Fitch Ratings, the international rating agency, stated in a comment released today that Lebanon’s public finances are unsustainable but that the country is not likely facing imminent default. "The Lebanese pound has come under periodic pressure and bank deposit growth is slowing. Time is running short for the government, and it must act to avoid a financial crisis," says James McCormack, senior director of Fitch.

The Long-term foreign and local currency ratings are 'B-' (B minus), the Short-term rating is 'B' and the Outlook is Stable. At end-2001, Lebanon’s government debt reached 168% of GDP, the highest of any rated sovereign. The 2002 budget projects a deficit of 15% of GDP (about 21% of GDP using Fitch methodology, which adjusts official data for comparability with other rated sovereigns) with debt service accounting for 82% of revenues.
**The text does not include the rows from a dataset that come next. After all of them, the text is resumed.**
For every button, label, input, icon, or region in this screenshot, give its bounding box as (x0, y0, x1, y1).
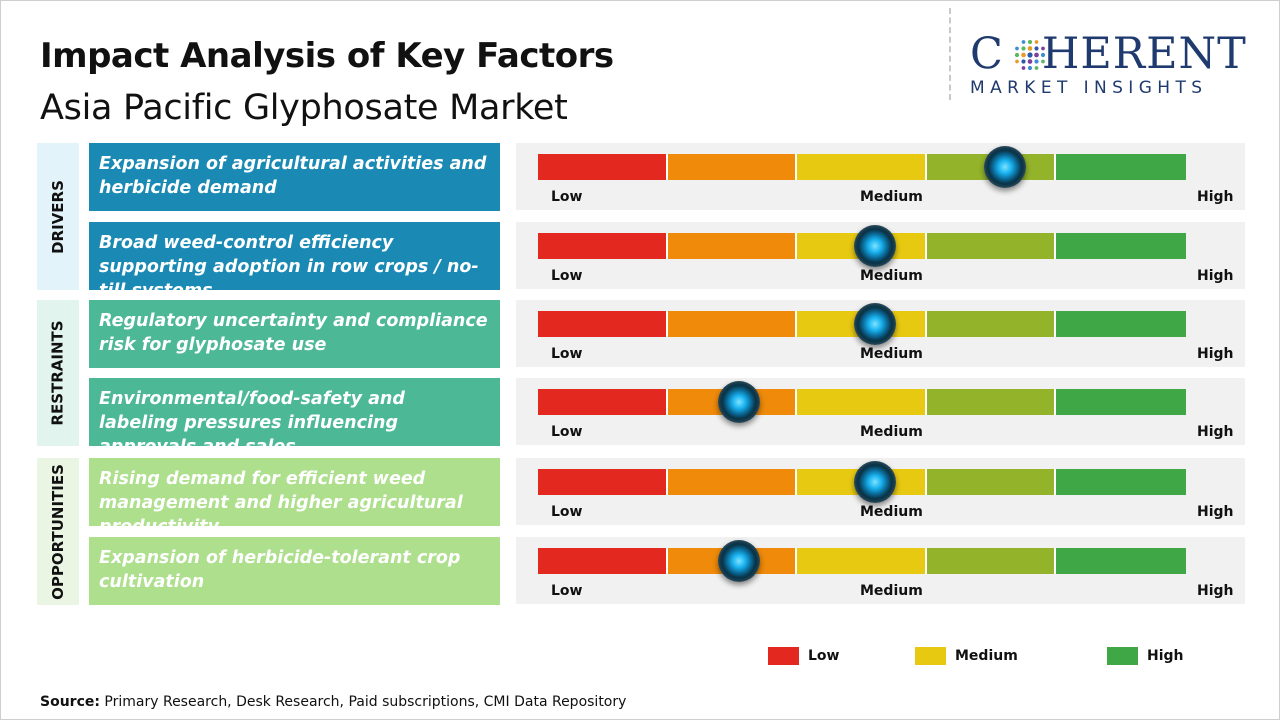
gauge-segment (667, 469, 798, 495)
gauge-label-low: Low (551, 346, 583, 362)
gauge-segment (667, 154, 798, 180)
category-drivers: DRIVERS (37, 143, 79, 290)
gauge-segment (538, 469, 668, 495)
globe-dots-icon (1014, 39, 1046, 71)
legend-swatch (768, 647, 799, 665)
impact-marker (983, 146, 1026, 188)
gauge-label-low: Low (551, 583, 583, 599)
factor-box: Expansion of agricultural activities and… (89, 143, 500, 211)
gauge-segment (1056, 389, 1186, 415)
source-text: Primary Research, Desk Research, Paid su… (99, 694, 627, 710)
gauge-label-medium: Medium (860, 346, 923, 362)
logo-wordmark: C HERENT (970, 30, 1247, 78)
gauge-label-low: Low (551, 504, 583, 520)
legend-label: Low (808, 648, 840, 664)
gauge-segment (797, 548, 927, 574)
gauge-segment (1056, 154, 1186, 180)
gauge-segment (667, 311, 798, 337)
gauge-segment (926, 548, 1057, 574)
factor-box: Regulatory uncertainty and compliance ri… (89, 300, 500, 368)
impact-marker (717, 540, 760, 582)
gauge-label-low: Low (551, 424, 583, 440)
gauge-segment (797, 389, 927, 415)
factor-box: Broad weed-control efficiency supporting… (89, 222, 500, 290)
category-label: RESTRAINTS (49, 320, 68, 426)
gauge-segment (926, 469, 1057, 495)
factor-box: Environmental/food-safety and labeling p… (89, 378, 500, 446)
gauge-bar (538, 389, 1186, 415)
gauge-label-high: High (1197, 583, 1234, 599)
impact-marker (853, 461, 896, 503)
category-restraints: RESTRAINTS (37, 300, 79, 446)
impact-marker (853, 225, 896, 267)
factor-box: Expansion of herbicide-tolerant crop cul… (89, 537, 500, 605)
gauge-segment (926, 389, 1057, 415)
gauge-segment (538, 548, 668, 574)
gauge-label-high: High (1197, 424, 1234, 440)
category-opportunities: OPPORTUNITIES (37, 458, 79, 605)
gauge-segment (538, 389, 668, 415)
legend-label: Medium (955, 648, 1018, 664)
company-logo: C HERENT MARKET INSIGHTS (970, 30, 1260, 100)
page-title: Impact Analysis of Key Factors (40, 36, 614, 76)
gauge-bar (538, 154, 1186, 180)
gauge-segment (538, 311, 668, 337)
impact-marker (717, 381, 760, 423)
logo-tagline: MARKET INSIGHTS (970, 78, 1208, 98)
factor-box: Rising demand for efficient weed managem… (89, 458, 500, 526)
gauge-label-low: Low (551, 189, 583, 205)
legend-swatch (1107, 647, 1138, 665)
gauge-segment (667, 233, 798, 259)
gauge-segment (926, 233, 1057, 259)
gauge-label-medium: Medium (860, 504, 923, 520)
legend-swatch (915, 647, 946, 665)
gauge-label-low: Low (551, 268, 583, 284)
logo-word-suffix: HERENT (1041, 29, 1247, 79)
gauge-segment (1056, 548, 1186, 574)
logo-word-prefix: C (970, 29, 1004, 79)
gauge-label-medium: Medium (860, 583, 923, 599)
source-note: Source: Primary Research, Desk Research,… (40, 694, 626, 710)
logo-divider (949, 8, 951, 100)
gauge-label-high: High (1197, 268, 1234, 284)
gauge-segment (538, 233, 668, 259)
gauge-segment (1056, 311, 1186, 337)
page-subtitle: Asia Pacific Glyphosate Market (40, 88, 568, 128)
gauge-segment (538, 154, 668, 180)
gauge-bar (538, 548, 1186, 574)
impact-marker (853, 303, 896, 345)
gauge-label-high: High (1197, 189, 1234, 205)
category-label: OPPORTUNITIES (49, 463, 67, 600)
gauge-segment (926, 311, 1057, 337)
gauge-label-medium: Medium (860, 424, 923, 440)
gauge-label-medium: Medium (860, 189, 923, 205)
category-label: DRIVERS (49, 179, 68, 254)
source-label: Source: (40, 694, 100, 710)
gauge-segment (1056, 233, 1186, 259)
gauge-segment (1056, 469, 1186, 495)
gauge-label-high: High (1197, 346, 1234, 362)
gauge-label-medium: Medium (860, 268, 923, 284)
legend-label: High (1147, 648, 1184, 664)
gauge-segment (797, 154, 927, 180)
gauge-label-high: High (1197, 504, 1234, 520)
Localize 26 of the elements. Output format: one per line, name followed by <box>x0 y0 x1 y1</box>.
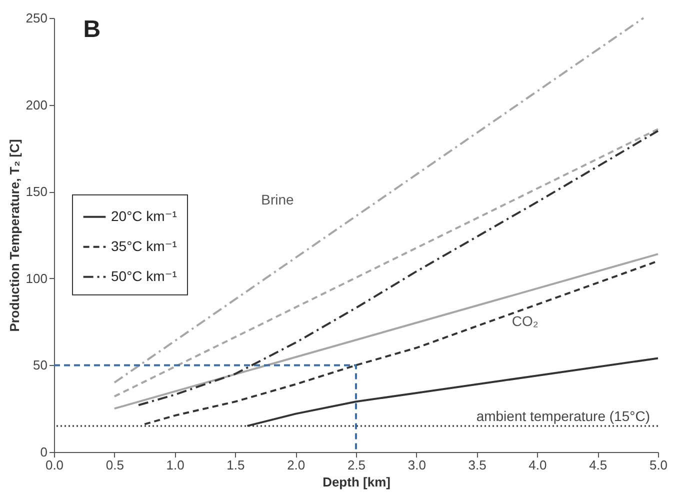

Notwithstanding several new initiatives to address the debt-deficit spiral, including the introduction of a VAT in February, Fitch believes that public finances remain on an unsustainable path.

Sources of financing for the government appear limited. Privatisation is moving ahead very slowly and the willingness and ability of domestic banks – the government's largest creditor – to continue to purchase more government securities is not without limit. As bank deposits shift from local to foreign currency (because of concerns about the exchange rate), banks are reducing their holdings of LBP-denominated government securities. Concerns within the banks themselves regarding the exchange rate are affecting their desire to hold sovereign eurobonds as well. The government is relying increasingly on the Banque du Liban for financing, essentially monetising its debt.

Foreign exchange reserves fell by 20% last year and are currently about USD4.9 billion. An increase in the current account deficit to about 34% of GDP and market intervention by the Banque du Liban to support the Lebanese pound drew reserves down. Fitch judges the current policy mix of targeting the nominal exchange rate as well as nominal interest rates in the context of falling foreign exchange reserves and rising government debt as unlikely to be sustainable.

Despite the very difficult state of Lebanon’s public finances, Fitch does not believe that the sovereign is necessarily facing imminent default. Public sector external amortisation payments this year is only USD300 million and the country’s external liquidity ratio – measuring liquid external assets as a share of amortisations plus short-term liabilities – is comfortably over 100%. And, although the currency composition of bank deposits is changing, the deposit base is still growing, albeit slowly. The agency warns, however, that time is running short for the government, and with the risks of devaluation and a further slowdown in growth of the banks’ deposit base, the authorities must act to avoid a financial crisis.